Article Fiat 128 Coupé L'automobile 1972

 

 

Article paru dans la revue "L'automobile" en Avril 1972 N°311

La Fiat 128, vous connaissez ? Oui bien sur, mais sûrement pas la dernière de ses soeurs: le coupé "Sport". Elle fait ses premiers pas sur le marché français, notre essai vous dira comment avec précision.

Ce n'est pas une mince affaire que d'accepter, aujourd'hui, d'être un grand constructeur ! Il faut produire à des cadences insensées, voir loin, concevoir de l'original, être obsédé par la clientèle. Comment le faire à travers une seule proposition ? C'est un peu une énigme, que personne, à dire vrai, n'a pu résoudre à ce jour. Alors, puisque la mer, à le montagne ça n'existe pas, à defaut de miracle, on recherche le compromis. Dès la naissance d'une voiture, au tout premier stade de sa conception, on imagine une mécanique qui, en fabrication, acceptera de subir de légères modification afin de pouvoir, sour une nouvelle carrosserie, recevoir une mission différente. C'est ce que les spécialistes appellent un dérivé. Celui-ci peut être un break, une familiale, un cabriolet, l'essentiel c'est qu'il réponde à un besion particulier et qu'il ne pose pas, au reseau, de problèmes d'entretien ou de réparation particuliers. La Fait 128 Sport-Coupé, s'est certainement fixé cet objectif. Elle s'adresse, à une clientèlez disposant d'un budjet d'achat plus optimiste que celui de la berline, mais qui est néanmoins accroché à des réalités précises: consommation raisonnable, bonnes performances, simplicité d'emploi et habitabilité très honorable. En gros, il faut ici donner le maximum d'originalité au moindre prix, le tout assaisonné de beaucoup de bon sens : un rude pari somme toute ! Fiat pouvait-il le relever ? Le seul but de cet essai est de répondre à la question que vous vous posez.

 

ITINERAIRE ET CONDITION DE L'ESSAI :

PARIS-AVAILLON : par l'autoroute :Nous quittons Paris sous la pluie. De nombreux poids lourds occupent la chausée et la circulation est lente jusqu'à la déviationd'Orléans.Un accident, à la hauteur de Vitry-Châtillon, nous ralentirt à nouveau. Peu après Courtenay le soleil fait son apparition et la route se sèche rapidement.
213 Km en 1h25' - moyenne : 145,2 Km/h Consommation : 13,4 Litres aux 100 km.

AVALON-CLAMECY-NEVERS :Cette portion de notre circuit d'essai est habituellement peu fréquentée mais , une fois n'est pas coutume, nous rencontrons beaucoup plus de voitures que lors de nos passages précédents.
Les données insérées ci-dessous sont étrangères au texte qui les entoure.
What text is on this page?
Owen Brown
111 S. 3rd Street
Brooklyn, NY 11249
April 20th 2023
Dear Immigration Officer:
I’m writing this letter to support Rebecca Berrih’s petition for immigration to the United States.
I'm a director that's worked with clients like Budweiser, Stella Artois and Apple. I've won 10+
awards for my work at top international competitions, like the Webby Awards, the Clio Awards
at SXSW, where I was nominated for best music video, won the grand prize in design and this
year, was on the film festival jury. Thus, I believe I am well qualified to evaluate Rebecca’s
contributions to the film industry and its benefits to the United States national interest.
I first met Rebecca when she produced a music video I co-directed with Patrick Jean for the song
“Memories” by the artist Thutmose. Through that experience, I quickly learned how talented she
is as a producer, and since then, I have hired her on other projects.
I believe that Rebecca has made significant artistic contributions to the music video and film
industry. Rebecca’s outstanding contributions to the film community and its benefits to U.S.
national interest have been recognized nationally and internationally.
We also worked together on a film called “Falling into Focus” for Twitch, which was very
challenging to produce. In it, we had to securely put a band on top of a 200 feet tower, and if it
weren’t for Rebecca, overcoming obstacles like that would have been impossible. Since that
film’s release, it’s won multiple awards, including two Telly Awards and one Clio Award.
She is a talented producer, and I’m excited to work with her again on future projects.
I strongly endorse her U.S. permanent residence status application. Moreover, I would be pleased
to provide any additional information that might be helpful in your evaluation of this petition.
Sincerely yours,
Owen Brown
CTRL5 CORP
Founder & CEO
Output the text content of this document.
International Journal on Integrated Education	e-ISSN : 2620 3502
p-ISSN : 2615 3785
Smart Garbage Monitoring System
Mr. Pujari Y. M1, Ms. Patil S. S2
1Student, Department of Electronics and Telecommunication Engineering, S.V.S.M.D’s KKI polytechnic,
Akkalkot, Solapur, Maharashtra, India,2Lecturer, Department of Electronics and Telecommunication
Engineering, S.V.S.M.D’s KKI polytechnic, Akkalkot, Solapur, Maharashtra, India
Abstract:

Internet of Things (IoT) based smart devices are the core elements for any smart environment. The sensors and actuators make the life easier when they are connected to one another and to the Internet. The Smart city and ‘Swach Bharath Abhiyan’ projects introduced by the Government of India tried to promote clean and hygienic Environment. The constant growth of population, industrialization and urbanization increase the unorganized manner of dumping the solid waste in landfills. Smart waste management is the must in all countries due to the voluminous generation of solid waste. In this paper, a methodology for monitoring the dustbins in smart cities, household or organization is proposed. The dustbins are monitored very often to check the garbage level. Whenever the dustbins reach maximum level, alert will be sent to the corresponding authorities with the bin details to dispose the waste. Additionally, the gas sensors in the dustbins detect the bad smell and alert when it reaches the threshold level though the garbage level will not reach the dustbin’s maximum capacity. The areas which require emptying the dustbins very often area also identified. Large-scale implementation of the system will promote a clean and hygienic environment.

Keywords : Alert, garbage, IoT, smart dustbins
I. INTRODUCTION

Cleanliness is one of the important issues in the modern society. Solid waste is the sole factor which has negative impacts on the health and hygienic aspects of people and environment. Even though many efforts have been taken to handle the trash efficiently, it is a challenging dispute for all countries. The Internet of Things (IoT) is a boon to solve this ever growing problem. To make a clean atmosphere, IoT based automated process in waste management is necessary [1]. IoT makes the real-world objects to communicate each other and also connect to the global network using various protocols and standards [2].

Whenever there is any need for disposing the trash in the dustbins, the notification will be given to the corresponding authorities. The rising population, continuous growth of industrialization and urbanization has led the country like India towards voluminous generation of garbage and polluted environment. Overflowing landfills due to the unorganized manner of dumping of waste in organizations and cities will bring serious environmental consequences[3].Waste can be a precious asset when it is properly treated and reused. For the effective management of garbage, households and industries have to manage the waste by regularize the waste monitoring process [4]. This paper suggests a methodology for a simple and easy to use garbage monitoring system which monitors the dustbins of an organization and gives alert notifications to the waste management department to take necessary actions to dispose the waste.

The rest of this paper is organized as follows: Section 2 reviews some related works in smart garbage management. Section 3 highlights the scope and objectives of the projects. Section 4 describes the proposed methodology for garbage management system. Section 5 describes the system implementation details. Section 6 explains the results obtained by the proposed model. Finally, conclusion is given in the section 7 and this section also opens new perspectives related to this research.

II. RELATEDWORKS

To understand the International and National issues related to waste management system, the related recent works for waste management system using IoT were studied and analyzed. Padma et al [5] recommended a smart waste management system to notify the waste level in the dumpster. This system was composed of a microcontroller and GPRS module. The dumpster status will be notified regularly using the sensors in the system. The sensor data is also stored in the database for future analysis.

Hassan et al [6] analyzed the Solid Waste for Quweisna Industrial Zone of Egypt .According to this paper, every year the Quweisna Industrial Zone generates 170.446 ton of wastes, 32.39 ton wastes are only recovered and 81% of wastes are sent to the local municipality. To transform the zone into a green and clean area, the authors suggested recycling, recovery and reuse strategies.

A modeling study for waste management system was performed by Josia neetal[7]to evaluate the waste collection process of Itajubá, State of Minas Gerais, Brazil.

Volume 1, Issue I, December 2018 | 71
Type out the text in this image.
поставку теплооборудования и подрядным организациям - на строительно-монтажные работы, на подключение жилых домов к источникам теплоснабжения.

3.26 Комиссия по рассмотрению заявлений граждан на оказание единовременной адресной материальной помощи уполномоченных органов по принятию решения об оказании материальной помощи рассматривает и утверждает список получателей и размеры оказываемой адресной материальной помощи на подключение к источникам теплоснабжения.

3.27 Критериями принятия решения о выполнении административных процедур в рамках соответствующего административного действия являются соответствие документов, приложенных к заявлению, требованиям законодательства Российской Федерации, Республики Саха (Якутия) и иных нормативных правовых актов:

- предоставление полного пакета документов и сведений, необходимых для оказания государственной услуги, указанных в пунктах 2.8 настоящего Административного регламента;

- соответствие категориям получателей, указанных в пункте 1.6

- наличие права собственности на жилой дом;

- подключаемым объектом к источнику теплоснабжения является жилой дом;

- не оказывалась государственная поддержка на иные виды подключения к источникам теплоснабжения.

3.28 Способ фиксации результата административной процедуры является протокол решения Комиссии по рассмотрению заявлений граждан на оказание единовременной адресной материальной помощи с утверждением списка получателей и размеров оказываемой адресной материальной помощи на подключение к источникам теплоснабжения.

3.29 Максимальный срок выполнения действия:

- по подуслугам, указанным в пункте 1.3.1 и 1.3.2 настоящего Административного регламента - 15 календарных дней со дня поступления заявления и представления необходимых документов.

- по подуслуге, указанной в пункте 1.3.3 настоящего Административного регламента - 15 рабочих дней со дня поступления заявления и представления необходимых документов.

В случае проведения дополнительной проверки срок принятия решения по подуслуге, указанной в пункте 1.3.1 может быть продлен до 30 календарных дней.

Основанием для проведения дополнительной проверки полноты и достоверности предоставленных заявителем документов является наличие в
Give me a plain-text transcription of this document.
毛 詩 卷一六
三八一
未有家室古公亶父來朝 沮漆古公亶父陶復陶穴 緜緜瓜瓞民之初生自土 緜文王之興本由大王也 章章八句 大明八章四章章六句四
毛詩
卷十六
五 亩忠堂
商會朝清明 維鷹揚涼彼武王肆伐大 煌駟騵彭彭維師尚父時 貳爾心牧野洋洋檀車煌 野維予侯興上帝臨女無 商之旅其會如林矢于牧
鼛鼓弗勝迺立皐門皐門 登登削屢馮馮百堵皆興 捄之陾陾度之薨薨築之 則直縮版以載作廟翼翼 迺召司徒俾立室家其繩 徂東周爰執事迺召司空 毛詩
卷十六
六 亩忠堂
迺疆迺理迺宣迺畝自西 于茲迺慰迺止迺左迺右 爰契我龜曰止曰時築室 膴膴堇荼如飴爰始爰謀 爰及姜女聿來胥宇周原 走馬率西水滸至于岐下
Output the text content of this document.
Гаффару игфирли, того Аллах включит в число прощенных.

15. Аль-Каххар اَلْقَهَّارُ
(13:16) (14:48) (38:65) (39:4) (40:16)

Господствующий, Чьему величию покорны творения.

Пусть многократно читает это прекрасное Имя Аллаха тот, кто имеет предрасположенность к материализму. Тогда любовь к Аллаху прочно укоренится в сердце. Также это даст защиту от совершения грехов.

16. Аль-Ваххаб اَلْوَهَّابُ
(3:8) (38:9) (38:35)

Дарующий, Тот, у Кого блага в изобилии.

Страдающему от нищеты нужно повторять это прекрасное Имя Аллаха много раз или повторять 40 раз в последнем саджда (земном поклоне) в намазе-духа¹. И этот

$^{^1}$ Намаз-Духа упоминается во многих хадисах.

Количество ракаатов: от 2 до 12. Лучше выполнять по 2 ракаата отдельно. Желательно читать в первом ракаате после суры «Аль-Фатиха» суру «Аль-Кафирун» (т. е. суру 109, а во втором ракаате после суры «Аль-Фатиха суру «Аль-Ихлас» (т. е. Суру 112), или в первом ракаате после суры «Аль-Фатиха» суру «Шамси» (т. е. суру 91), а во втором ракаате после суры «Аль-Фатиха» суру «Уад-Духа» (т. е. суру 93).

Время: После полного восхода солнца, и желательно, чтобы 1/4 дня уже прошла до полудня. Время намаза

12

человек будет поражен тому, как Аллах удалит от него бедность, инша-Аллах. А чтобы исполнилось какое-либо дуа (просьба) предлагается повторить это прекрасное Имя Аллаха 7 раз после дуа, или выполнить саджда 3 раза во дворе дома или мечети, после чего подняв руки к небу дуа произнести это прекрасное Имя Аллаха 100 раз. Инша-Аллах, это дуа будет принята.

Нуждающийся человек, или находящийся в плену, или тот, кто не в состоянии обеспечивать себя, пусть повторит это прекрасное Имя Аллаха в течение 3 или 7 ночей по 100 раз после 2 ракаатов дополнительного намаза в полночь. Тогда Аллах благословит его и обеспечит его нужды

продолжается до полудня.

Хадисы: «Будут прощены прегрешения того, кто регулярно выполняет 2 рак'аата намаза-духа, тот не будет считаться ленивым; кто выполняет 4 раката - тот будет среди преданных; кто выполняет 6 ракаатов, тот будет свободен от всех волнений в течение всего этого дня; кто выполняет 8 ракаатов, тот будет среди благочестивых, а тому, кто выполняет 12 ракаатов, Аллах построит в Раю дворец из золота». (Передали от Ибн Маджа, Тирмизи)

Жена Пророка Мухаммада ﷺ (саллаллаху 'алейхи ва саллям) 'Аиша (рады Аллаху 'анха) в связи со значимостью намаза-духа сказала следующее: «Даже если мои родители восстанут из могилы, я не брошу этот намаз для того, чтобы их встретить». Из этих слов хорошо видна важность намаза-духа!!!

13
Toutefois nous ne somme pas gênés, et nous pouvons circuler en utilisant au mieux les possibilités routières de notre coupé 128.
134 Km en 1h29' -moyenne : 90,3 Km/h Consommation : 12,4 Litres aux 100 km.

NEVERS-BRIARE :Nous reprenons la nationale 7, avec sa limitation de vitesse, et nous nous promenons sur les grandes lignes droites en maintenant l'aiguille du compteur entre 110 et 120 Km/h. Ce genre de conduite nous donnera la consommation à vitesse de croisière.
87Km en 1h03' -moyenne : 82,8 Km/h Consommation : 8,1 Litres aux 100 km.

BRIARE-BLENAU-CHATILLON-COLIGNY-COURTENAY-PARIS :Hélas le soleil nous quitte et c'est à nouveau la pluie. La route est glissante par endroits et il nous faut redoubler d'attention, surtout dans le secteur de Châtillon-Coligny. Nous rejoignons Parsi juste avant les habituels embouteillages de fin de journée.
187 Km en 1h47' -moyenne : 108,3 Km/h Consommation : 12,5 Litres aux 100 km.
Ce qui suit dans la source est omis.